Ice Cream Week > Cheese Week
One of my favorite things on social media is that this week between Christmas and New Year’s is “Cheese Week.” Nobody knows what day it is and everyone is full of cheese.
I find this particularly hilarious. And part of why is the connotation that cheese is a guilty pleasure, a “sometimes food.” The idea is that this week all of the structures and routines are suspended and the rules are out the window. Cheese all day every day!
For me it has been ice cream week. I have eaten (my homemade, fits in my boundaries) ice cream every single day. And on a few days, I even opted to have it twice, once for lunch and once for dinner.
My husband often teases me that I have the palate of a 4 year old. He’s not entirely wrong. I am still a food addict.

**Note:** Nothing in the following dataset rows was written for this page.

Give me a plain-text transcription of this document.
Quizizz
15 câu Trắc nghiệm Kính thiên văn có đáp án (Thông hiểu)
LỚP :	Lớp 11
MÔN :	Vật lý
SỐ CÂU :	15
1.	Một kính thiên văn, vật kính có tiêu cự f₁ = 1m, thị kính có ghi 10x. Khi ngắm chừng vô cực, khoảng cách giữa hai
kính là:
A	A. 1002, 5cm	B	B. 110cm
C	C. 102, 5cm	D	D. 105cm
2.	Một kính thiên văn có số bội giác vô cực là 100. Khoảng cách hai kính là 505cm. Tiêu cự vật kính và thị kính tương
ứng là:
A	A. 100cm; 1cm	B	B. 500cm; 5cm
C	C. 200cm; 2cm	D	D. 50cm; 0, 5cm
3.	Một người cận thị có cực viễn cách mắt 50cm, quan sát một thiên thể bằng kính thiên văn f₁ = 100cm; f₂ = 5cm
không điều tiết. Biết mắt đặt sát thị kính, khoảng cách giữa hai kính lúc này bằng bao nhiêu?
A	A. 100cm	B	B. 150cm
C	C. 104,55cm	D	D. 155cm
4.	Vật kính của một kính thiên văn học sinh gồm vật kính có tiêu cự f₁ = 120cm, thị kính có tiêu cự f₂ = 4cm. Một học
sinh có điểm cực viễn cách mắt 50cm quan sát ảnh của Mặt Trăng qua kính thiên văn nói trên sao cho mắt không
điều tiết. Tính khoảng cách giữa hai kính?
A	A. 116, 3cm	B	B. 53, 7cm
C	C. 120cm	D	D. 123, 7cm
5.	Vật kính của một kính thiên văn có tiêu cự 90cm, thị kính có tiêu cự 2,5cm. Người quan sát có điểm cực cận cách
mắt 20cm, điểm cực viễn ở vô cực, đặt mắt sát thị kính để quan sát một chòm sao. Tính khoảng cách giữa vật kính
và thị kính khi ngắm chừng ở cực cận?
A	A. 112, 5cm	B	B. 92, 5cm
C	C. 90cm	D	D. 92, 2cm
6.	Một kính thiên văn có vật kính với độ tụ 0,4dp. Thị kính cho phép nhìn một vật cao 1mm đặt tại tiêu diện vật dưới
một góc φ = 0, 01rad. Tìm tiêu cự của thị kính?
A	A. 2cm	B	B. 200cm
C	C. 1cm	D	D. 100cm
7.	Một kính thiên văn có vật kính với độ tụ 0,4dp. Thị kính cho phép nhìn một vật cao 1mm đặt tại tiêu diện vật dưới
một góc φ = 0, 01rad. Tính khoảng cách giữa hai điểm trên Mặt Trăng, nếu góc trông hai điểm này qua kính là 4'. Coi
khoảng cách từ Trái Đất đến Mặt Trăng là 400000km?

Getting my eating under control only works for me because I can do it while sometimes indulging in the foods that make my inner 4-year-old happy, while still having no sugar or drug foods and therefore zero guilt. And I am a 46-year-old grown ass woman. I can eat what I want. So I choose to eat foods that don’t make me high. But I still want foods that make me giddy!
I can see that a lot of people look at what I do and think it looks punitive. So many rules. So much restriction. No sugar. No carbohydrates. No potatoes or pasta or rice.
But what I eliminated with sugar and my “drug foods” was guilt. So I can have ice cream every day of every week of the year and not have to think twice about it. (I would quickly get annoyed watching my husband eat filet mignon and shakshu without me, so I won’t.)
I may not know the day of the week, and I may be full of ice cream, but at no point did I think these were bad things.